A Comuna El Maizal reúne 14 empresas de produção social no seu território, a maioria coordenada por jovens / Comuna El Maizal

Para seguir avançando no controle territorial, os comuneiros irão disputar as eleições regionais do dia 21 de novembro com a candidatura de Angel Prado à prefeitura do município Simón Planas. No processo eleitoral de 2017, Prado já havia sido eleito prefeito, mas teve sua candidatura impugnada pelo poder eleitoral.

"Nós, organizações populares, temos que nos apropriar desses espaços não para fortalecer o Estado, mas para começar a desmontar esse Estado a partir de dentro, para que a comuna avance no território. Comuna ou nada. E não comuna na retórica, é comuna para fazer as coisas, que o poder do povo seja o poder de decidir, poder planejar, tomar decisões e poder seguir lutando, avançando", afirma Wildenys Matos.
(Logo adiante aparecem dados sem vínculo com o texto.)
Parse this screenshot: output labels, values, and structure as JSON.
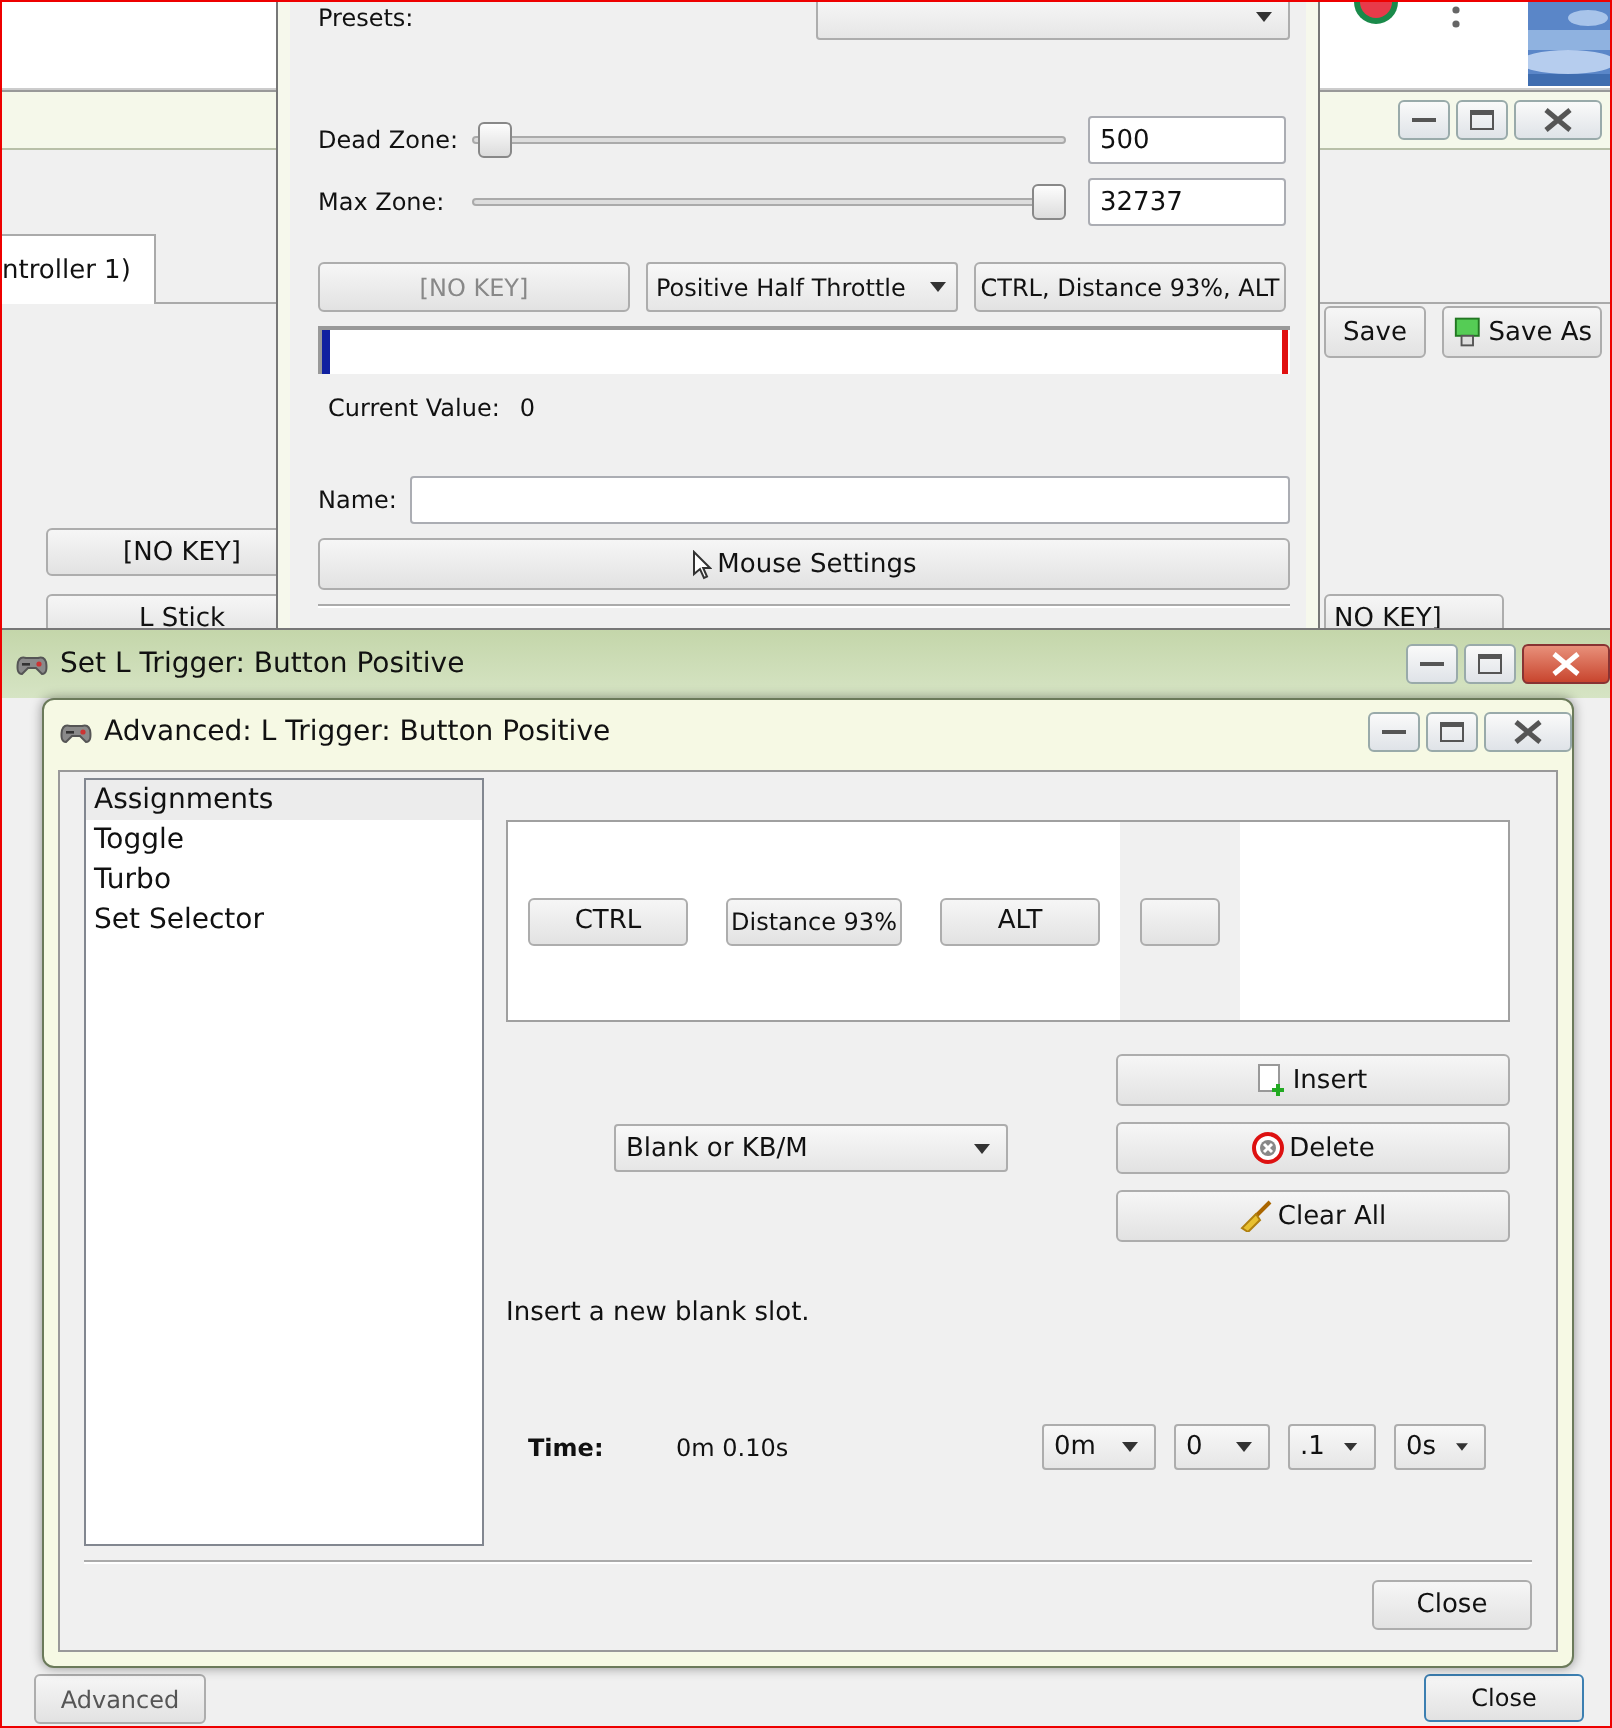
{
  "background_window": {
    "tab": {
      "label": "ntroller 1)",
      "selected": true
    },
    "toolbar_buttons": [
      {
        "label": "Save",
        "kind": "plain"
      },
      {
        "label": "Save As",
        "kind": "save_as"
      }
    ],
    "key_buttons": [
      "[NO KEY]",
      "L Stick",
      "NO KEY]"
    ]
  },
  "axis_window": {
    "presets_label": "Presets:",
    "dead_zone": {
      "label": "Dead Zone:",
      "level": 0.01,
      "value": "500"
    },
    "max_zone": {
      "label": "Max Zone:",
      "level": 1,
      "value": "32737"
    },
    "key_button": {
      "label": "[NO KEY]",
      "disabled": true
    },
    "throttle_select": "Positive Half Throttle",
    "assignment_button": "CTRL, Distance 93%, ALT",
    "current_value_label": "Current Value:",
    "current_value": "0",
    "name_label": "Name:",
    "mouse_settings_button": "Mouse Settings"
  },
  "set_window": {
    "title": "Set L Trigger: Button Positive",
    "advanced_button": "Advanced",
    "close_button": "Close"
  },
  "advanced_dialog": {
    "title": "Advanced: L Trigger: Button Positive",
    "sections": [
      {
        "label": "Assignments",
        "selected": true
      },
      {
        "label": "Toggle",
        "selected": false
      },
      {
        "label": "Turbo",
        "selected": false
      },
      {
        "label": "Set Selector",
        "selected": false
      }
    ],
    "slots": [
      "CTRL",
      "Distance 93%",
      "ALT"
    ],
    "empty_slot": true,
    "slot_type_select": "Blank or KB/M",
    "actions": [
      {
        "label": "Insert",
        "kind": "insert"
      },
      {
        "label": "Delete",
        "kind": "delete"
      },
      {
        "label": "Clear All",
        "kind": "clear"
      }
    ],
    "info": "Insert a new blank slot.",
    "time_label": "Time:",
    "time_value": "0m 0.10s",
    "time_selects": [
      "0m",
      "0",
      ".1",
      "0s"
    ],
    "close_button": "Close"
  }
}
Se for eleito, uma das propostas de Angel Prado é estabelecer contratos e licitações da prefeitura com as comunas da região, assim como aumentar o controle comunitário sobre os serviços básicos, como distribuição de gás e combustível. 
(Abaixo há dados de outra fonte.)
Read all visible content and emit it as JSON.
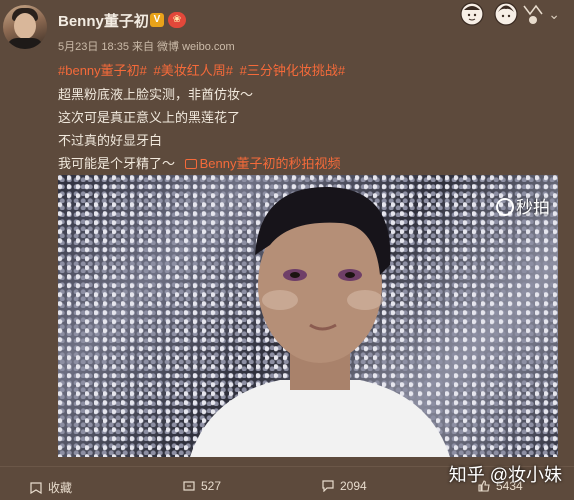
{
  "post": {
    "username": "Benny董子初",
    "verified_badge": "V",
    "vip_badge": "vip-icon",
    "meta": "5月23日 18:35 来自 微博 weibo.com",
    "tags": [
      "#benny董子初#",
      "#美妆红人周#",
      "#三分钟化妆挑战#"
    ],
    "lines": [
      "超黑粉底液上脸实测，非酋仿妆～",
      "这次可是真正意义上的黑莲花了",
      "不过真的好显牙白",
      "我可能是个牙精了～"
    ],
    "video_link": "Benny董子初的秒拍视频"
  },
  "video": {
    "watermark": "秒拍"
  },
  "actions": {
    "favorite": "收藏",
    "repost": "527",
    "comment": "2094",
    "like": "5434"
  },
  "credit": "知乎 @妆小妹",
  "colors": {
    "background": "#5d4a3c",
    "accent": "#f56a3a",
    "badge": "#e9a31a"
  }
}
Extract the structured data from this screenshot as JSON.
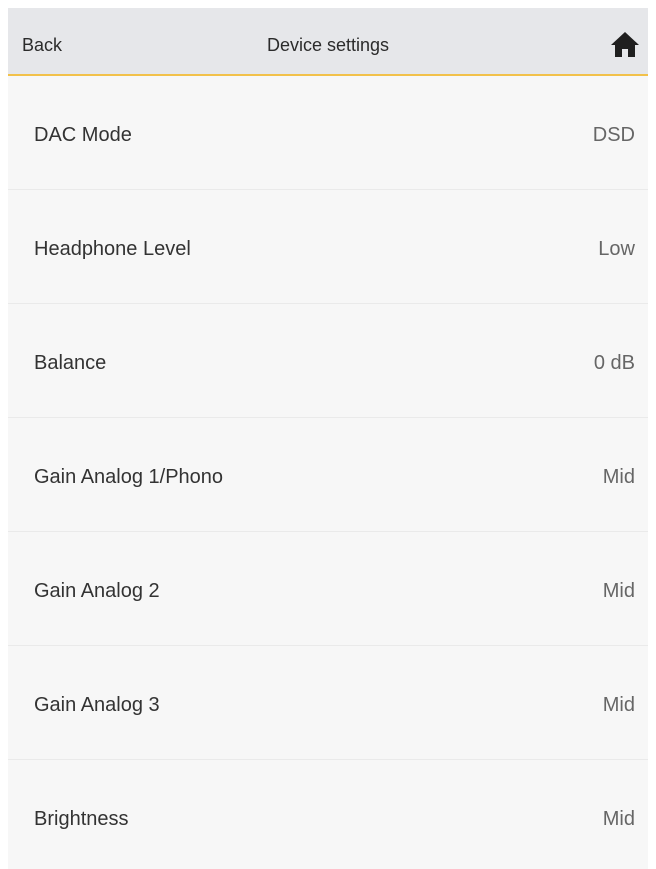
{
  "navbar": {
    "back_label": "Back",
    "title": "Device settings",
    "home_icon": "home-icon",
    "accent_color": "#f2c14a"
  },
  "settings": [
    {
      "label": "DAC Mode",
      "value": "DSD"
    },
    {
      "label": "Headphone Level",
      "value": "Low"
    },
    {
      "label": "Balance",
      "value": "0 dB"
    },
    {
      "label": "Gain Analog 1/Phono",
      "value": "Mid"
    },
    {
      "label": "Gain Analog 2",
      "value": "Mid"
    },
    {
      "label": "Gain Analog 3",
      "value": "Mid"
    },
    {
      "label": "Brightness",
      "value": "Mid"
    }
  ]
}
"Nosso horizonte estratégico é o socialismo e queremos dar continuidade ao projeto nacional Simón Bolívar. A comuna como modelo político demonstrou que pode trabalhar, produzir, incidir na economia do país, industrializar seus alimentos, pode disputar qualquer campo de batalha, governar e assumir responsabilidades políticas, no nosso caso, na Venezuela", conclui Ángel Prado.